L'outil GKE fournit un environnement Kubernetes entièrement géré. Les capacités d'orchestration de Kubernetes font de GKE un outil particulièrement bien adapté à l'exécution d'applications de microservices complexes constituées de nombreux conteneurs. Économe en ressources et facile à gérer, cet outil vous permet d'exécuter beaucoup de conteneurs sur une infrastructure partagée, même pour les applications qui ne s'appuient pas sur le modèle des microservices.

GKE exige de regrouper toutes les parties de l'application en tant que conteneurs Docker. Ces derniers doivent être basés sur Linux, car GKE n'est pas compatible avec les conteneurs Windows pour le moment. Pour créer des conteneurs, vous devez donc mettre en place un framework .NET Core et un environnement basé sur Linux. Or, si votre système est basé sur Windows, la création de conteneurs sous Linux peut s'avérer difficile. Quoi qu'il en soit, Azure Pipelines/Team Foundation Server et Cloud Build permettent, de façon intégrée, de créer des applications .NET Core ainsi que de compiler et de publier des images de conteneurs basées sur Linux.

L'outil GKE offre la plus grande flexibilité avec les applications sans état, mais vous pouvez également exécuter certains types d'applications avec état en utilisant des ensembles avec état et des volumes persistants.

Un cluster GKE comprend un certain nombre d'instances de VM, appelées nœuds, sur lesquelles des conteneurs sont planifiés. Dans le cas d'un cluster multizone ou régional, GKE peut répartir les nœuds et les charges de travail sur plusieurs zones afin d'assurer une haute disponibilité.

La tarification est basée sur le nombre de nœuds en cours d'exécution. L'outil GKE est donc le plus rentable lorsque les nœuds sont utilisés à bon escient. Vous pouvez exécuter des charges de travail plus importantes sur le même cluster ou adapter automatiquement le nombre de nœuds en fonction des besoins.

Déploiement en mode Pull à l'aide des commandes kubectl

Le déploiement d'une application sur GKE s'effectue en deux étapes :

  1. Publication des images Docker dans Container Registry ou dans un registre Docker externe via la commande docker push ou à l'aide d'un autre moyen. En général, le système CI se charge de cette étape.
  2. Déclenchement du déploiement à l'aide de kubectl. Cette étape peut être gérée par le système CI ou séparément. Comme le déploiement est lancé à distance, il importe peu que kubectl soit exécuté sous Linux ou sous Windows.

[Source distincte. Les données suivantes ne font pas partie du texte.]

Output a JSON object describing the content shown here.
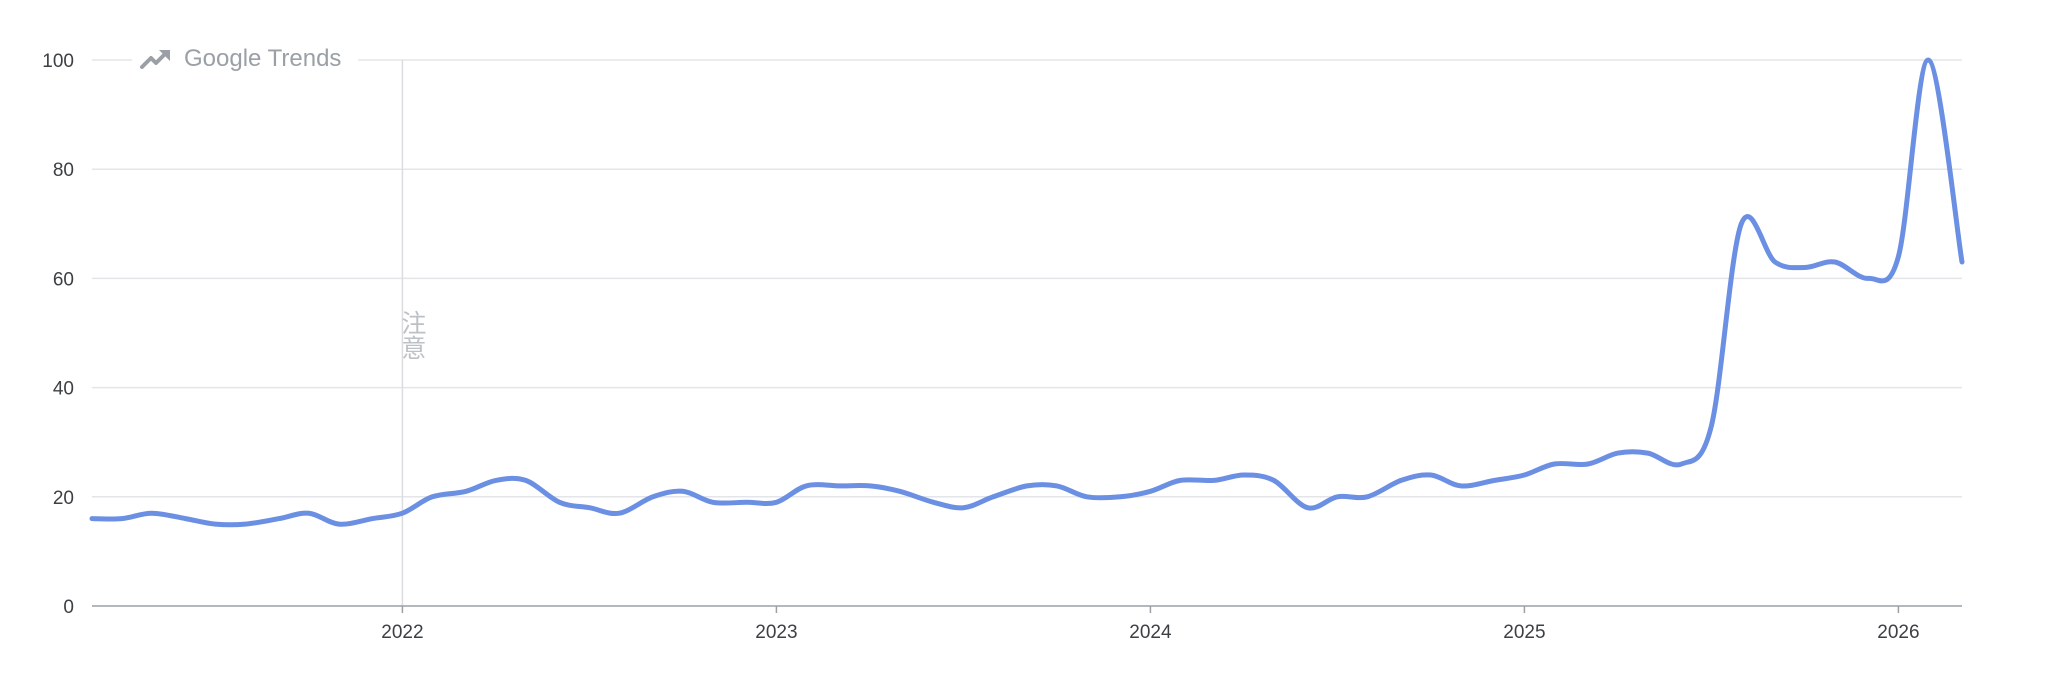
{
  "brand": {
    "label": "Google Trends",
    "icon": "trending-up-icon"
  },
  "annotation": {
    "label": "注意",
    "x": 2022.0
  },
  "colors": {
    "line": "#6b8fe3",
    "grid": "#e3e5e8",
    "axis": "#9aa0a6",
    "brand": "#9aa0a6",
    "annotation": "#dadce0"
  },
  "chart_data": {
    "type": "line",
    "title": "",
    "xlabel": "",
    "ylabel": "",
    "ylim": [
      0,
      100
    ],
    "xlim": [
      2021.17,
      2026.17
    ],
    "grid": true,
    "legend": "none",
    "x_ticks": [
      2022,
      2023,
      2024,
      2025,
      2026
    ],
    "x_tick_labels": [
      "2022",
      "2023",
      "2024",
      "2025",
      "2026"
    ],
    "y_ticks": [
      0,
      20,
      40,
      60,
      80,
      100
    ],
    "y_tick_labels": [
      "0",
      "20",
      "40",
      "60",
      "80",
      "100"
    ],
    "series": [
      {
        "x": [
          2021.17,
          2021.25,
          2021.33,
          2021.42,
          2021.5,
          2021.58,
          2021.67,
          2021.75,
          2021.83,
          2021.92,
          2022.0,
          2022.08,
          2022.17,
          2022.25,
          2022.33,
          2022.42,
          2022.5,
          2022.58,
          2022.67,
          2022.75,
          2022.83,
          2022.92,
          2023.0,
          2023.08,
          2023.17,
          2023.25,
          2023.33,
          2023.42,
          2023.5,
          2023.58,
          2023.67,
          2023.75,
          2023.83,
          2023.92,
          2024.0,
          2024.08,
          2024.17,
          2024.25,
          2024.33,
          2024.42,
          2024.5,
          2024.58,
          2024.67,
          2024.75,
          2024.83,
          2024.92,
          2025.0,
          2025.08,
          2025.17,
          2025.25,
          2025.33,
          2025.42,
          2025.5,
          2025.58,
          2025.67,
          2025.75,
          2025.83,
          2025.92,
          2026.0,
          2026.08,
          2026.17
        ],
        "values": [
          16,
          16,
          17,
          16,
          15,
          15,
          16,
          17,
          15,
          16,
          17,
          20,
          21,
          23,
          23,
          19,
          18,
          17,
          20,
          21,
          19,
          19,
          19,
          22,
          22,
          22,
          21,
          19,
          18,
          20,
          22,
          22,
          20,
          20,
          21,
          23,
          23,
          24,
          23,
          18,
          20,
          20,
          23,
          24,
          22,
          23,
          24,
          26,
          26,
          28,
          28,
          26,
          33,
          70,
          63,
          62,
          63,
          60,
          64,
          100,
          63
        ]
      }
    ]
  }
}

L'outil GKE est compatible avec les stratégies de déploiement de type "Recréer" et progressif. Bien que les primitives de contrôle des déploiements soient suffisamment flexibles pour autoriser d'autres stratégies, l'adoption d'une stratégie différente nécessite des outils ou des scripts supplémentaires.

Déploiement en mode Pull avec Spinnaker

Si les fonctionnalités intégrées de GKE pour orchestrer les déploiements s'avèrent insuffisantes, vous pouvez associer GKE avec Spinnaker. Spinnaker étant compatible avec GKE, vous pouvez mettre en œuvre des stratégies de déploiement plus avancées telles que les déploiements Bleu/Vert.

Comme Spinnaker n'est pas un service géré, vous devez le déployer et le gérer séparément. Vous pouvez déployer Spinnaker sur des instances de VM Linux distinctes ou dans un cluster GKE.

Compute Engine (Windows ou Linux)

Compute Engine vous permet de créer et de gérer des instances de VM. Il est compatible avec une série de versions de Windows Server et de distributions Linux, ainsi qu'avec plusieurs options de dimensionnement et de configuration. Compte tenu de cette flexibilité, vous pouvez recourir aux instances de VM Compute Engine pour un large éventail de charges de travail.

Pour garantir le déploiement et la gestion des applications de manière individuelle, déployez une seule application ou un seul service pour chaque instance de VM. Pour assurer une haute disponibilité, exécutez au moins deux instances de VM par application, chacune située dans une zone différente. On peut donc supposer que vous aurez besoin du double du nombre d'instances de VM et d'applications ou services que vous souhaitez déployer, quelle que soit la charge attendue.

Compute Engine offre un moyen simple de mettre en œuvre l'autoscaling via des groupes d'instances gérés. De même, ces groupes fournissent également un moyen de mettre en œuvre des déploiements progressifs, comme expliqué plus loin dans cet article.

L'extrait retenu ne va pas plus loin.